お寺に泊まろう!5


 「うっわあ、やべえ!」
 せっかく書物に集中しかけたところで、素っ頓狂な時宗丸の声に現実に引き戻された。なんかまたすごい描写でも見つけたのかと思ったら、青い顔をして呆然と立ち尽くしていて、さらに驚かされた。
「梵天丸、和尚さまっていつ帰ってくるっけ?」
 さすがにオレも血の気が引いた。和尚が帰ってくるのはたしか明日、しかも早朝の帰ってくるのが常だ。となると自動的にfree timeは当分ないし、修行と勉学の日々が始まってしまう。
 オレと時宗丸はその後、黙って例の書物を全巻一気読みした。coolなつもりだったが、内容がほとんど頭に入ってこなかった。shit!

 ともあれ幸いな事に、帰ってきた和尚は妙に機嫌が良かった。挨拶に出向いた時、何処に行ってきたのか聞いてみたら
「南の海が見たくなりましてな」
 と笑いながら遠くを見ていた。
 どうせならもっと南の海に出て、当分帰ってこなければ良かったものを。
 世の中には補陀洛渡海というものがある。はるか南の海の上にある観世音菩薩のいる浄土――補陀洛を目指すもので、『平家物語』ではたしか平維盛が熊野あたりでこれを行っていたはずだ。
 言ってみれば一種の入水自殺だというのに、一時はとても流行った事なのだそうだ。実際やったら確実に死ぬが、この和尚は即身成仏にしようとどこかに閉じ込めても、きっと生きて戻ってくるに違いないと思う。根拠はないがオレにそう思わせる何かを和尚は持っている。時宗丸が和尚をrespectしているのもこういうところではないのかと、オレはひそかに睨んでいる。
 とはいえ、ここまで言っておいてなんだが、オレはこれでも和尚は嫌いではない。特にこういう図太いところは見習うべきなのかもしれないと思っているし、深い学識と教養は本物だ。だいたい尊敬してなかったら、こうしておとなしく下座で話を聞いていない。
「ところで若君、あれを……」
 指差された先の庭に小ぶりの木が二本――どうやら牡丹のようだった。
 gardeningが趣味の和尚と手ほどきを受けた小十郎、そして坊主どもの行き届いた手入れのために、寺の庭はいつも花が咲き誇り美しい。そのなかにあってその牡丹は木としても細く、弱々しく見えた。
 オレは花鳥風月を愛でる感性や心は持っているつもりだが、草木そのものを育てようという気にはならない。しかし記憶が確かなら、昨日までそんなところに牡丹はなかった。きっと昨日和尚が持ち帰って、今しがた植えたものに違いない。だとすると、弱々しいのも当然かもしれない。

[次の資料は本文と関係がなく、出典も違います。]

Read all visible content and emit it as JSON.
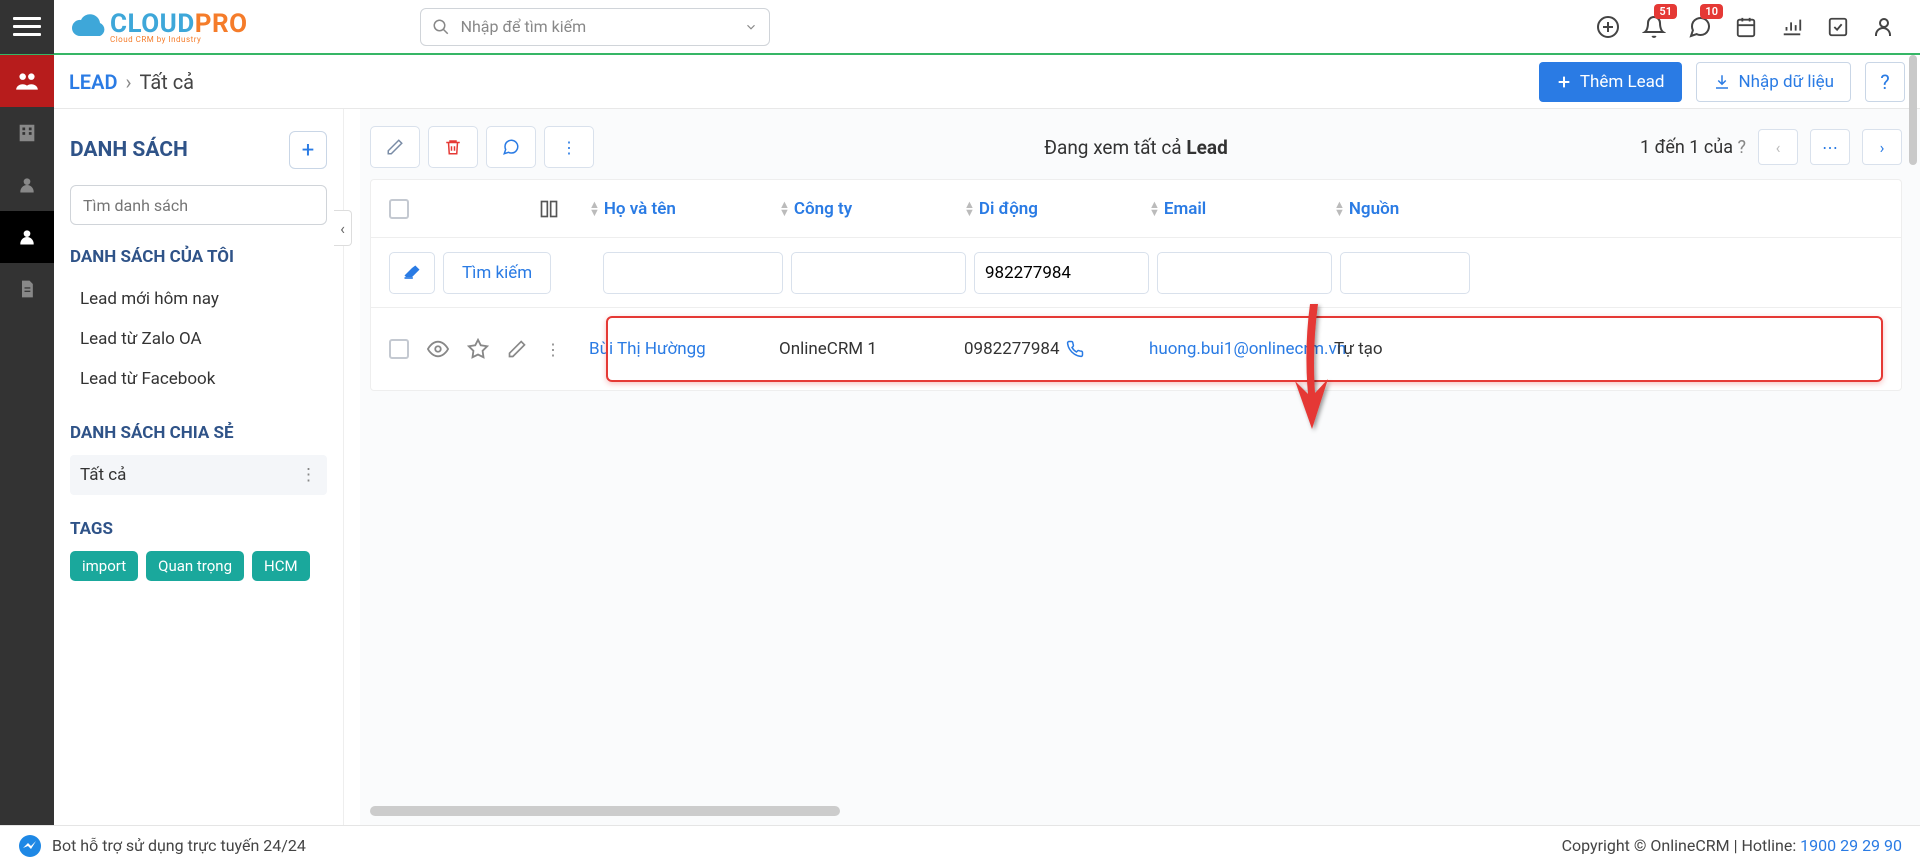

「頼りなく見えましょうが、まもなく蕾もつくはず。そうしましたら婚礼のお祝いにさしあげよう」
 反射的にいらねえ、と言いかけたが飲み込み、丁重に礼が言えたオレはcoolだ。
 正直言って、寺の庭に関係する思い出で良い物など一つもない。
 和尚が掃除と庭の草木の手入れに求めるlevelが高い。そして和尚は寺を拝領した大名の子息だから、といって容赦をしない。寺にいる以上は自分がruleとばかりにオレも時宗丸も小十郎も、庭や境内の掃除や炊事までしっかりやらされたものだ。
 まあそこまではいい。問題はこっちが思いっきり力を入れて隅々までやったつもりでも、掃除していない箇所を発見してしまうほどの、小姑のような執拗さと注文の多さだ。小言と警策を嫌というほどくらったおかげで、おかげでさすがの時宗丸も掃除という単語をきいただけで、及び腰になる。ついでに庭は平時においても悪戯一つ許されず、少しでも足を踏み外したという程度の不注意ですら容赦なく警策が飛んでくる。やったことはないが枝を折った暁には、一晩中でも簀巻きにされて木に吊られてしまうのではないかと思う。
 牡丹に罪はないが和尚に関わる草花には、どうも好印象がもてない。婚礼祝いだという言葉すら嫌味に感じるので、届いたら速攻で嫁に押し付ける事に決めた。嫁の花鳥風月を愛でる感性も測れるし、和尚にも良いように言えるし、一石二鳥というものだ。
 和尚の部屋を辞して、そこまで考えたところで、なぜ牡丹なのかが気になった。祝いの花ならば他にもあるし、木を贈るなら梅でも松でもいいはずだ。理由を聞いてみようかとも思ったが、碌でもない答えが返ってきそうな気もする。和尚の薄笑いが頭をよぎったので追求しない事にした。
 どうせ嫁に押し付けるのだ、せいぜい嫁が和尚ほどではない程度に牡丹を愛でる精神を持っている事を願うばかりだ。